Exemple simple (Turtle)

@prefix ex: <http://example.org/> . ex:Alice a ex:Person ;     ex:name "Alice" ;     ex:knows ex:Bob . ex:Bob a ex:Person ;     ex:name "Bob" .

Si l'ontologie indique que Person est sous-classe de Agent, un moteur de raisonnement peut inférer automatiquement que Alice est aussi un Agent.

Cas d'usage

  • Intégration de données hétérogènes (ex. données scientifiques, open data gouvernementales).
  • Graphes de connaissances (knowledge graphs) pour moteurs de recherche et assistants virtuels.
  • Interopérabilité entre systèmes d'information (santé, bibliothèques, musées).
  • Découverte automatique de services et automatisation de workflows.
  • Réconciliation et nettoyage de données, mise en correspondance d'entités (entity matching).

Avantages

  • Interopérabilité et réutilisation des données grâce à des vocabulaires partagés.
  • Capacité d'inférence : tirer de nouvelles connaissances à partir des relations explicites.
  • Meilleure intégration entre sources : on peut relier et naviguer dans des graphes distribués.
  • Favorise l'ouverture et la réutilisation des données (Linked Open Data).

Limites et défis

  • Courbe d'apprentissage et complexité conceptuelle pour modéliser correctement un domaine (ontologies bien conçues).
  • Performance et montée en charge : raisonnement et requêtes sur de très grands graphes peuvent être coûteux.
  • Problèmes d'harmonie sémantique : désaccords de modélisation entre organisations (mêmes concepts modélisés différemment).
  • Adoption et gouvernance : nécessité de vocabulaires stabilisés et d'efforts pour publier et maintenir des URIs stables.
  • Questions de confidentialité et sécurité lorsque des données liées révèlent des informations sensibles.

Vision de Tim Berners‑Lee

Tim Berners‑Lee a présenté l'idée d'un « Web of Data » (ou « Giant Global Graph ») où les documents et les données seraient reliés de façon explicite pour que les machines puissent mieux agréger et raisonner sur l'information. Pour promouvoir cela, il a expliqué les principes du Linked Data (utiliser des URIs, renvoyer des descriptions utiles, lier vers d'autres URIs) et proposé un classement pratique pour les données ouvertes (les 5 étoiles du linked data) afin d'encourager la publication de données de plus en plus interopérables.

Pour démarrer

  • Apprendre les concepts RDF et OWL avec des tutoriels et des outils (ex. Protégé, Turtle, JSON-LD).
  • Réutiliser des vocabulaires établis : schema.org, FOAF, Dublin Core, SKOS, etc.
  • Publier des données en JSON‑LD sur le Web pour une adoption simple côté applications web.
  • Expérimenter avec des endpoints SPARQL publics (DBpedia, Wikidata) et des frameworks (Apache Jena, RDF4J).
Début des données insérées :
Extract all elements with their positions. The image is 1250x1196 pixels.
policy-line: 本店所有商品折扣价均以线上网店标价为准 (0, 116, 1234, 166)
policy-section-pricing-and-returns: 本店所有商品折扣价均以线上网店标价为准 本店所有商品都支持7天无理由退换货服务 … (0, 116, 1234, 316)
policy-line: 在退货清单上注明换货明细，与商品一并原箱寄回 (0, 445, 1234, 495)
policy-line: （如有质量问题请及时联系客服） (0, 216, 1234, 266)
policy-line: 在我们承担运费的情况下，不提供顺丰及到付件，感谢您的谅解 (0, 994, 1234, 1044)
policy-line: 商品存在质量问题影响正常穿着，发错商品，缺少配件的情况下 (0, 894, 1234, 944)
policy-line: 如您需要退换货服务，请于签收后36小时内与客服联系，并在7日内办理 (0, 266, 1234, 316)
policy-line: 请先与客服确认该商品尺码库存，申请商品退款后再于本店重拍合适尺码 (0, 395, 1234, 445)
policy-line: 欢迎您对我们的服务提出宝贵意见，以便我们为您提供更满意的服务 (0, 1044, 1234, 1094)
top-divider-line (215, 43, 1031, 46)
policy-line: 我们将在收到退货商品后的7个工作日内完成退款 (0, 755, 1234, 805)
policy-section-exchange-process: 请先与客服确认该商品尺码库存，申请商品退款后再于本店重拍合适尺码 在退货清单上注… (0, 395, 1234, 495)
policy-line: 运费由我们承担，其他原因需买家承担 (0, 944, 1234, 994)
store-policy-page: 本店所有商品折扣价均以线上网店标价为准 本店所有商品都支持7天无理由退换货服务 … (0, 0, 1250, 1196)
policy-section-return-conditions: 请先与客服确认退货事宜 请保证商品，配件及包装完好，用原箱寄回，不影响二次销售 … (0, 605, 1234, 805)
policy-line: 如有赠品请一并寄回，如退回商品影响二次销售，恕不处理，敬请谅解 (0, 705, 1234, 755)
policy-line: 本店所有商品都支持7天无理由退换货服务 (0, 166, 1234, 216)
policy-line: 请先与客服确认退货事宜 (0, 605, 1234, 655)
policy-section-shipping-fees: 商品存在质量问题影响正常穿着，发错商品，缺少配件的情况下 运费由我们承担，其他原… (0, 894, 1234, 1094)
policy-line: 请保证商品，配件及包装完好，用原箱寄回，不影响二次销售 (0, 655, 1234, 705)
En résumé, le Web sémantique est une extension du Web actuel visant à rendre les informations compréhensibles et utilisables par des machines de façon standardisée, afin de faciliter l'intégration, la recherche et l'automatisation. Ses standards (RDF, RDFS, OWL, SPARQL, etc.) et ses bonnes pratiques forment aujourd'hui la base des graphes de connaissances et de nombreuses applications de données liées.